The ability of baseline biomarker levels to predict PRO responses was also analysed by their respective tertiles and showed that sarilumab-treated patients with higher SAA, MMP-3 and hepcidin levels reported improved PRO responses including HAQ-DI (Fig. 5a) and pain VAS (Fig. 5b) scores compared with adalimumab-treated patients, as well as patient global VAS, morning stiffness VAS, SF-36 PCS and physical functioning domain and RAID. The p values for these interactions are included in Fig. 5 and Table S8 to demonstrate the differential efficacy predicted by high levels of these biomarkers compared with low levels. Baseline levels of markers associated with anaemia of chronic disease (hepcidin, ferritin and iron) were also associated with PRO improvements at week 24 (Table S8).
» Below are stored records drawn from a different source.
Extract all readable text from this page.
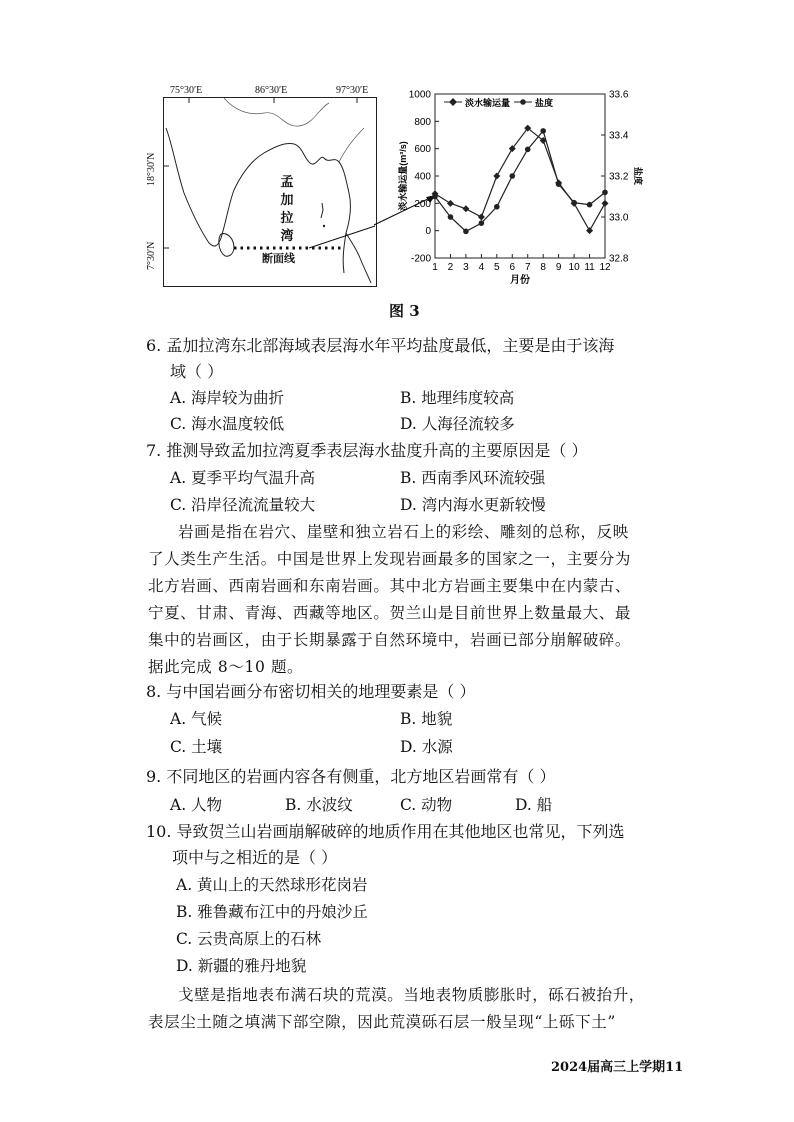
75°30′E	86°30′E	97°30′E
18°30′N
7°30′N
孟
加
拉
湾
断面线	-200
0
200
400
600
800
1000
32.8
33.0
33.2
33.4
33.6
1 2 3 4 5 6 7 8 9 10 11 12
月份
淡水输运量(m³/s)	盐度
淡水输运量	盐度
图 3
6. 孟加拉湾东北部海域表层海水年平均盐度最低，主要是由于该海
域（ ）
A. 海岸较为曲折	B. 地理纬度较高
C. 海水温度较低	D. 人海径流较多
7. 推测导致孟加拉湾夏季表层海水盐度升高的主要原因是（ ）
A. 夏季平均气温升高	B. 西南季风环流较强
C. 沿岸径流流量较大	D. 湾内海水更新较慢
岩画是指在岩穴、崖壁和独立岩石上的彩绘、雕刻的总称，反映
了人类生产生活。中国是世界上发现岩画最多的国家之一，主要分为
北方岩画、西南岩画和东南岩画。其中北方岩画主要集中在内蒙古、
宁夏、甘肃、青海、西藏等地区。贺兰山是目前世界上数量最大、最
集中的岩画区，由于长期暴露于自然环境中，岩画已部分崩解破碎。
据此完成 8～10 题。
8. 与中国岩画分布密切相关的地理要素是（ ）
A. 气候	B. 地貌
C. 土壤	D. 水源
9. 不同地区的岩画内容各有侧重，北方地区岩画常有（ ）
A. 人物	B. 水波纹	C. 动物	D. 船
10. 导致贺兰山岩画崩解破碎的地质作用在其他地区也常见，下列选
项中与之相近的是（ ）
A. 黄山上的天然球形花岗岩
B. 雅鲁藏布江中的丹娘沙丘
C. 云贵高原上的石林
D. 新疆的雅丹地貌
戈壁是指地表布满石块的荒漠。当地表物质膨胀时，砾石被抬升，
表层尘土随之填满下部空隙，因此荒漠砾石层一般呈现“上砾下土”
2024届高三上学期11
Analysis of biomarkers as continuous measures also revealed interactions for SAA, MMP-3, CRP and P1NP with HAQ-DI at week 24 (interaction nominal p values < 0.01).
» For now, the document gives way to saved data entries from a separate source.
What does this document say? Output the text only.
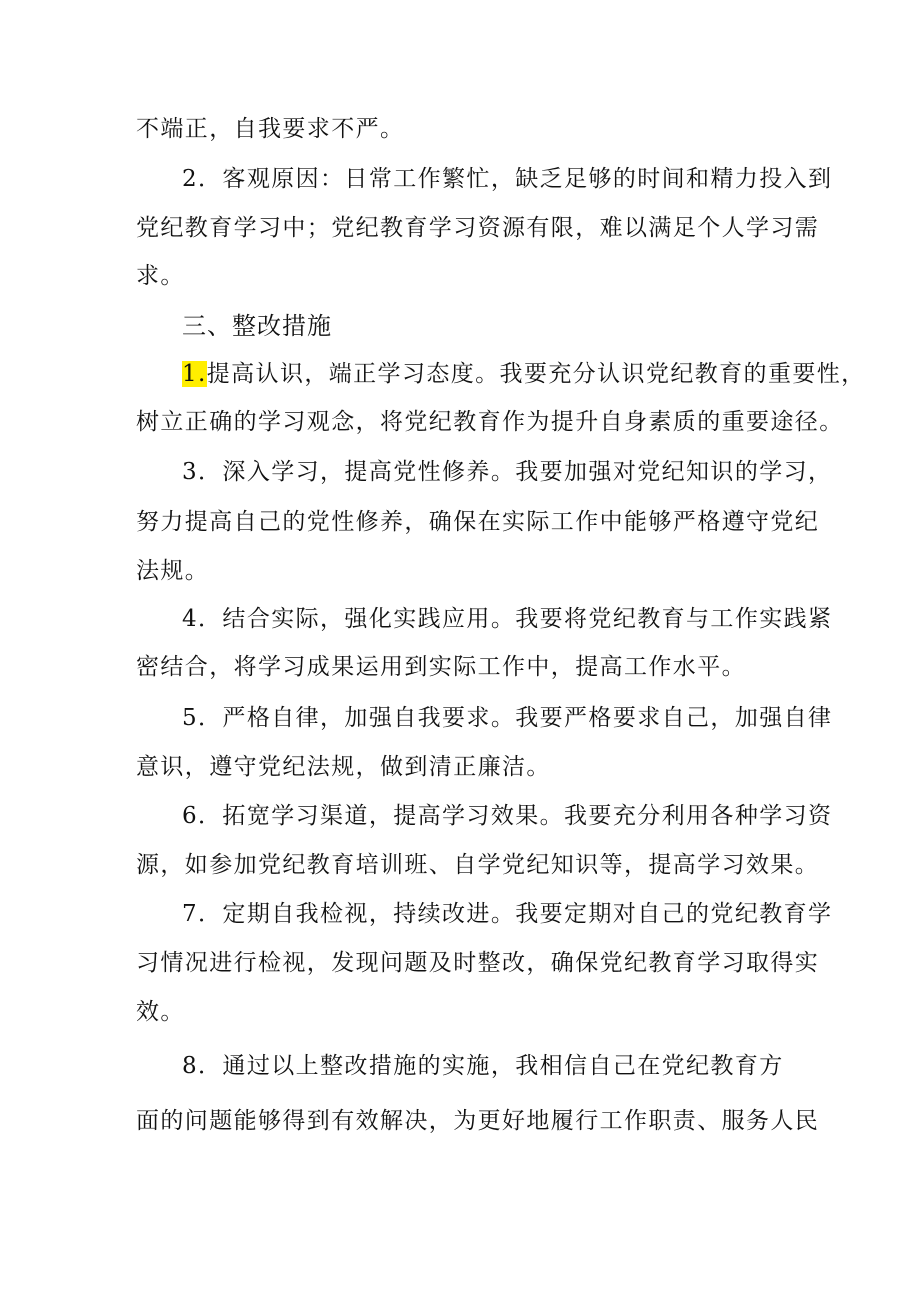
不端正，自我要求不严。
2．客观原因：日常工作繁忙，缺乏足够的时间和精力投入到
党纪教育学习中；党纪教育学习资源有限，难以满足个人学习需
求。
三、整改措施
1.提高认识，端正学习态度。我要充分认识党纪教育的重要性，
树立正确的学习观念，将党纪教育作为提升自身素质的重要途径。
3．深入学习，提高党性修养。我要加强对党纪知识的学习，
努力提高自己的党性修养，确保在实际工作中能够严格遵守党纪
法规。
4．结合实际，强化实践应用。我要将党纪教育与工作实践紧
密结合，将学习成果运用到实际工作中，提高工作水平。
5．严格自律，加强自我要求。我要严格要求自己，加强自律
意识，遵守党纪法规，做到清正廉洁。
6．拓宽学习渠道，提高学习效果。我要充分利用各种学习资
源，如参加党纪教育培训班、自学党纪知识等，提高学习效果。
7．定期自我检视，持续改进。我要定期对自己的党纪教育学
习情况进行检视，发现问题及时整改，确保党纪教育学习取得实
效。
8．通过以上整改措施的实施，我相信自己在党纪教育方
面的问题能够得到有效解决，为更好地履行工作职责、服务人民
Baseline levels of CXCL13 and sICAM-1 were analysed to determine whether differential ratios of these biomarkers (high/high, high/low, low/high and low/low; using the median in the overall population as the cut-off) could predict clinical responses to sarilumab or adalimumab treatment at week 24. While CXCL13 high/sICAM-1 high and CXCL13 low/sICAM-1 low patients had greater ACR50 responses with sarilumab than adalimumab, the other combinations were not predictive (nominal p > 0.05; Figure S4). Additionally, CXCL13 high/sICAM-1 high patients had greater ACR20 responses with sarilumab than adalimumab (OR 3.8 [95% CI 1.5, 9.8]; nominal p = 0.004) but other combinations were not predictive (nominal p > 0.05).